Hungaryʼs system of investment incentives resulted in 98 big investment projects worth a combined HUF 1.38 trillion in 2018, Minister of Foreign Affairs and Trade Péter Szijjártó said on Thursday, adding that the investments were supported by HUF 135 bln in grant money from the government.
“Last year was the most successful year of all time from the perspective of investment promotion; never before have so many and such high-value investments been made in Hungary,” Szijjártó said at a press conference in Budapest, cited by official government website kormany.hu.

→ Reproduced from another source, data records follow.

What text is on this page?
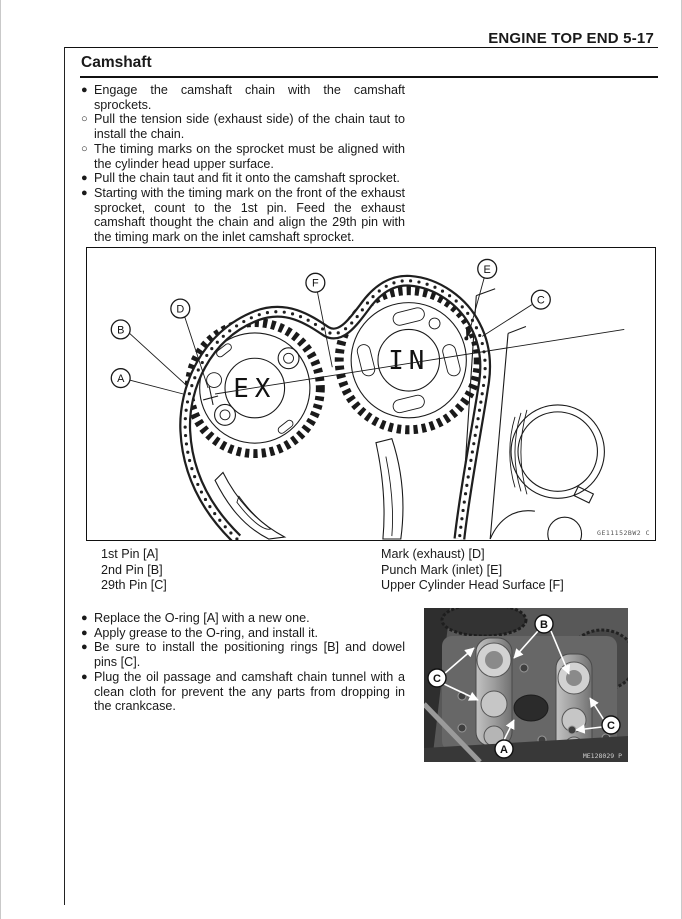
ENGINE TOP END 5-17
Camshaft
● Engage the camshaft chain with the camshaft sprockets.
○ Pull the tension side (exhaust side) of the chain taut to install the chain.
○ The timing marks on the sprocket must be aligned with the cylinder head upper surface.
● Pull the chain taut and fit it onto the camshaft sprocket.
● Starting with the timing mark on the front of the exhaust sprocket, count to the 1st pin. Feed the exhaust camshaft thought the chain and align the 29th pin with the timing mark on the inlet camshaft sprocket.
EX
IN
A
B
D
F
E
C
GE11152BW2 C
1st Pin [A]
2nd Pin [B]
29th Pin [C]
Mark (exhaust) [D]
Punch Mark (inlet) [E]
Upper Cylinder Head Surface [F]
● Replace the O-ring [A] with a new one.
● Apply grease to the O-ring, and install it.
● Be sure to install the positioning rings [B] and dowel pins [C].
● Plug the oil passage and camshaft chain tunnel with a clean cloth for prevent the any parts from dropping in the crankcase.
C
B
C
A	ME128029 P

Szijjártó claimed that the investments created 17,024 jobs that pay, on average, a gross HUF 425,700 a month, some 40% higher than the average salary in 2017. He added that these major investments contributed to enabling Hungary to achieve the third lowest rate of unemployment in the European Union.

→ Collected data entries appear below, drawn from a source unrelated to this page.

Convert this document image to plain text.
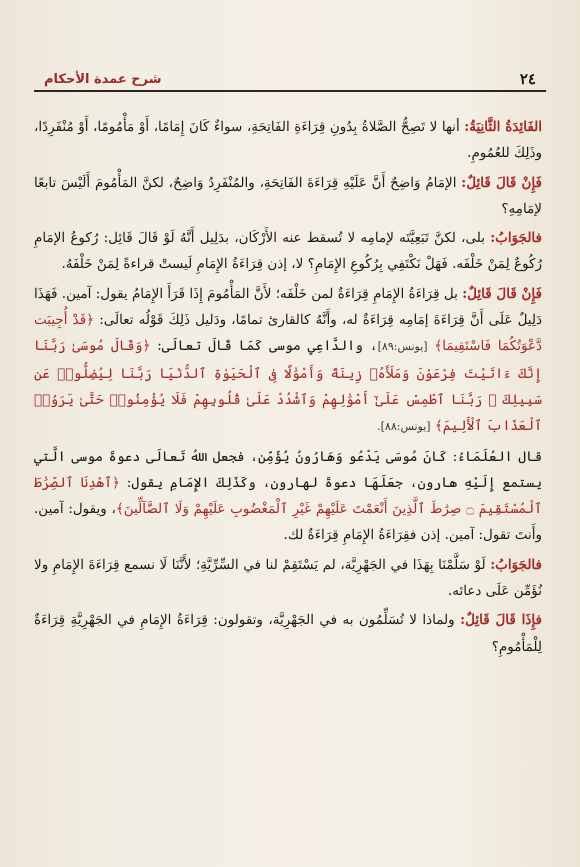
٢٤
شرح عمدة الأحكام

الفَائِدَةُ الثَّانِيَةُ: أنها لا تَصِحُّ الصَّلاةُ بِدُونِ قِرَاءَةِ الفَاتِحَةِ، سواءٌ كَانَ إِمَامًا، أَوْ مَأْمُومًا، أَوْ مُنْفَرِدًا، وذَلِكَ للعُمُومِ.

فَإِنْ قَالَ قَائِلٌ: الإمَامُ وَاضِحٌ أَنَّ عَلَيْهِ قِرَاءَةَ الفَاتِحَةِ، والمُنْفَرِدُ وَاضِحٌ، لكنَّ المَأْمُومَ أَلَيْسَ تابعًا لإمَامِهِ؟

فالجَوَابُ: بلى، لكنَّ تَبَعِيَّتَه لإمامِه لا تُسقط عنه الأَرْكَان، بدَلِيل أَنَّهُ لَوْ قَالَ قَائِل: رُكوعُ الإمَامِ رُكُوعٌ لِمَنْ خَلْفَه. فَهَلْ نَكْتَفِي بِرُكُوعِ الإِمَامِ؟ لا، إذن قِرَاءَةُ الإِمَامِ لَيستْ قراءةً لِمَنْ خَلْفَهُ.

فَإِنْ قَالَ قَائِلٌ: بل قِرَاءَةُ الإِمَامِ قِرَاءَةٌ لمن خَلْفَه؛ لأَنَّ المَأْمُومَ إِذَا قَرَأَ الإِمَامُ يقول: آمين. فَهَذَا دَلِيلٌ عَلَى أَنَّ قِرَاءَةَ إمَامِه قِرَاءَةٌ له، وأَنَّهُ كالقارئ تمامًا، ودَليل ذَلِكَ قَوْلُه تعالَى: ﴿قَدْ أُجِيبَت دَّعْوَتُكُمَا فَاسْتَقِيمَا﴾ [يونس:٨٩]، والدَّاعِي موسى كَمَا قَالَ تعالَى: ﴿وَقَالَ مُوسَىٰ رَبَّنَا إِنَّكَ ءَاتَيْتَ فِرْعَوْنَ وَمَلَأَهُۥ زِينَةً وَأَمْوَٰلًا فِى ٱلْحَيَوٰةِ ٱلدُّنْيَا رَبَّنَا لِيُضِلُّوا۟ عَن سَبِيلِكَ ۖ رَبَّنَا ٱطْمِسْ عَلَىٰٓ أَمْوَٰلِهِمْ وَٱشْدُدْ عَلَىٰ قُلُوبِهِمْ فَلَا يُؤْمِنُوا۟ حَتَّىٰ يَرَوُا۟ ٱلْعَذَابَ ٱلْأَلِيمَ﴾ [يونس:٨٨].

قال العُلَمَاءُ: كَانَ مُوسَى يَدْعُو وَهَارُونُ يُؤَمِّن، فجعل اللهُ تَعالَى دعوةَ موسى الَّتي يستمع إِلَيْهِ هارون، جعَلَهَا دعوةَ لهارون، وكَذَلِكَ الإِمَامِ يقول: ﴿ٱهْدِنَا ٱلصِّرَٰطَ ٱلْمُسْتَقِيمَ ۝ صِرَٰطَ ٱلَّذِينَ أَنْعَمْتَ عَلَيْهِمْ غَيْرِ ٱلْمَغْضُوبِ عَلَيْهِمْ وَلَا ٱلضَّآلِّينَ﴾، ويقول: آمين. وأَنتَ تقول: آمين. إذن فقِرَاءَةُ الإِمَامِ قِرَاءَةٌ لك.

فالجَوَابُ: لَوْ سَلَّمْنَا بِهَذَا في الجَهْرِيَّة، لم يَسْتَقِمْ لنا في السِّرِّيَّةِ؛ لأَنَّنَا لَا نسمع قِرَاءَةَ الإِمَامِ ولا نُؤَمِّن عَلَى دعائه.

فإِذَا قَالَ قَائِلٌ: ولماذا لا تُسَلِّمُون به في الجَهْرِيَّة، وتقولون: قِرَاءَةُ الإِمَامِ في الجَهْرِيَّةِ قِرَاءَةٌ لِلْمَأْمُومِ؟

German companies accounted for 28 of the big investments, spending a combined HUF 680 bln. Companies from the United States made 15 of the investments, while Hungarian-owned firms also made 15 investments, worth a total of more than HUF 100 bln.

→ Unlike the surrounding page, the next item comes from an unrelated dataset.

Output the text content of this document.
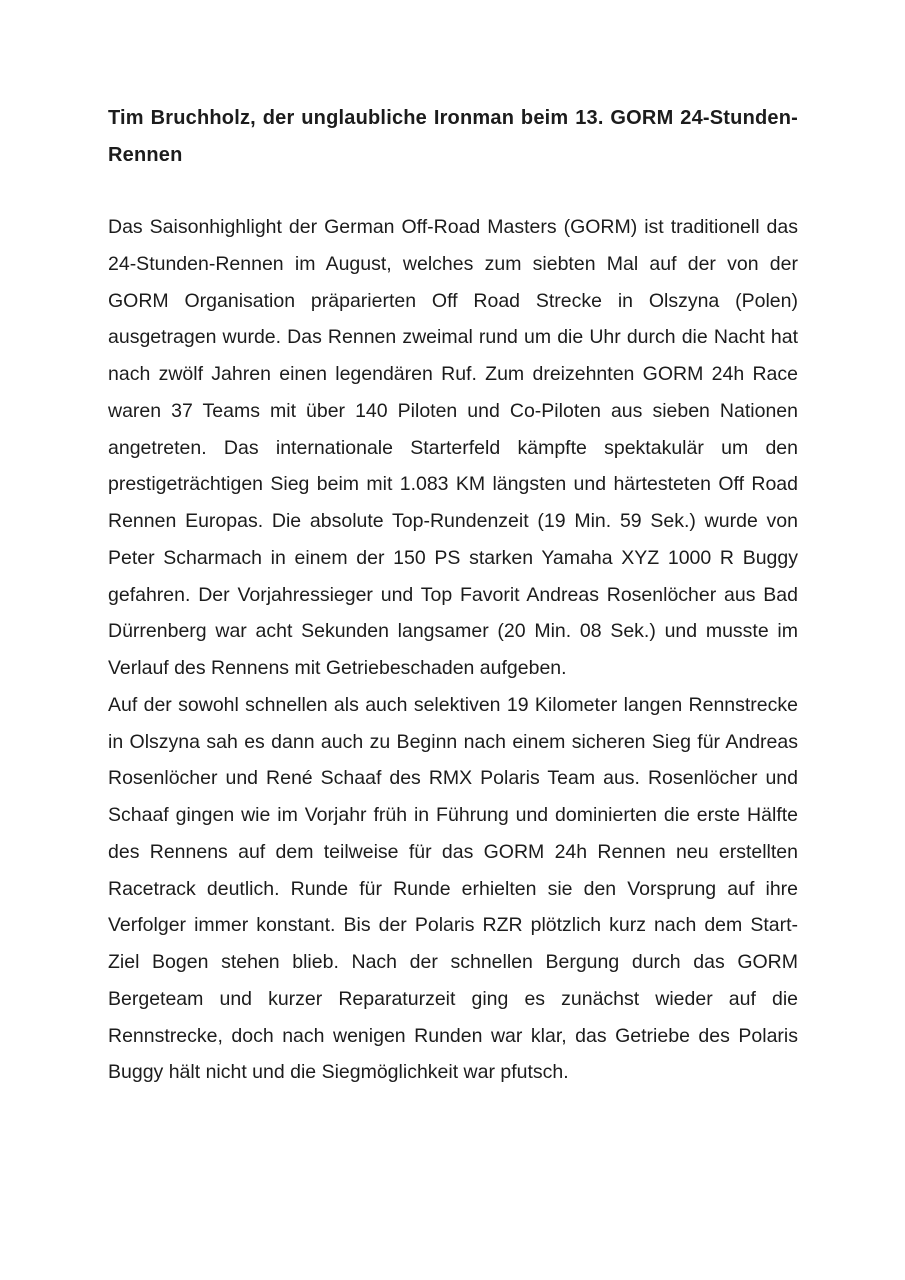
Tim Bruchholz, der unglaubliche Ironman beim 13. GORM 24-Stunden-Rennen

Das Saisonhighlight der German Off-Road Masters (GORM) ist traditionell das 24-Stunden-Rennen im August, welches zum siebten Mal auf der von der GORM Organisation präparierten Off Road Strecke in Olszyna (Polen) ausgetragen wurde. Das Rennen zweimal rund um die Uhr durch die Nacht hat nach zwölf Jahren einen legendären Ruf. Zum dreizehnten GORM 24h Race waren 37 Teams mit über 140 Piloten und Co-Piloten aus sieben Nationen angetreten. Das internationale Starterfeld kämpfte spektakulär um den prestigeträchtigen Sieg beim mit 1.083 KM längsten und härtesteten Off Road Rennen Europas. Die absolute Top-Rundenzeit (19 Min. 59 Sek.) wurde von Peter Scharmach in einem der 150 PS starken Yamaha XYZ 1000 R Buggy gefahren. Der Vorjahressieger und Top Favorit Andreas Rosenlöcher aus Bad Dürrenberg war acht Sekunden langsamer (20 Min. 08 Sek.) und musste im Verlauf des Rennens mit Getriebeschaden aufgeben.

Auf der sowohl schnellen als auch selektiven 19 Kilometer langen Rennstrecke in Olszyna sah es dann auch zu Beginn nach einem sicheren Sieg für Andreas Rosenlöcher und René Schaaf des RMX Polaris Team aus. Rosenlöcher und Schaaf gingen wie im Vorjahr früh in Führung und dominierten die erste Hälfte des Rennens auf dem teilweise für das GORM 24h Rennen neu erstellten Racetrack deutlich. Runde für Runde erhielten sie den Vorsprung auf ihre Verfolger immer konstant. Bis der Polaris RZR plötzlich kurz nach dem Start-Ziel Bogen stehen blieb. Nach der schnellen Bergung durch das GORM Bergeteam und kurzer Reparaturzeit ging es zunächst wieder auf die Rennstrecke, doch nach wenigen Runden war klar, das Getriebe des Polaris Buggy hält nicht und die Siegmöglichkeit war pfutsch.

The greatest number of investments - 36 of the 98 - were in the automotive sector. These were worth a combined HUF 851 bln, noted Szijjártó.
There were ten big shared service center (SSC) investments, and ten major investments in the electronics sector. Seven investments were technology-intensive, and ten were R&D investments.
The minister noted that following German carmaker BMWʼs decision to build a plant in Debrecen (eastern Hungary), Hungary is the only country in Europe, other than Germany, in which all three leading German carmakers will have production facilities.
“The success of the Hungarian government’s Eastern Opening policy is indicated by the fact that 17 major investments from South Korea, India, Japan and China were realized in Hungary last year,” Szijjártó asserted. He added that a total of 71,800 new workplaces have been created in the country via the investment promotion system since 2014, when foreign trade and foreign affairs policy were “unified.”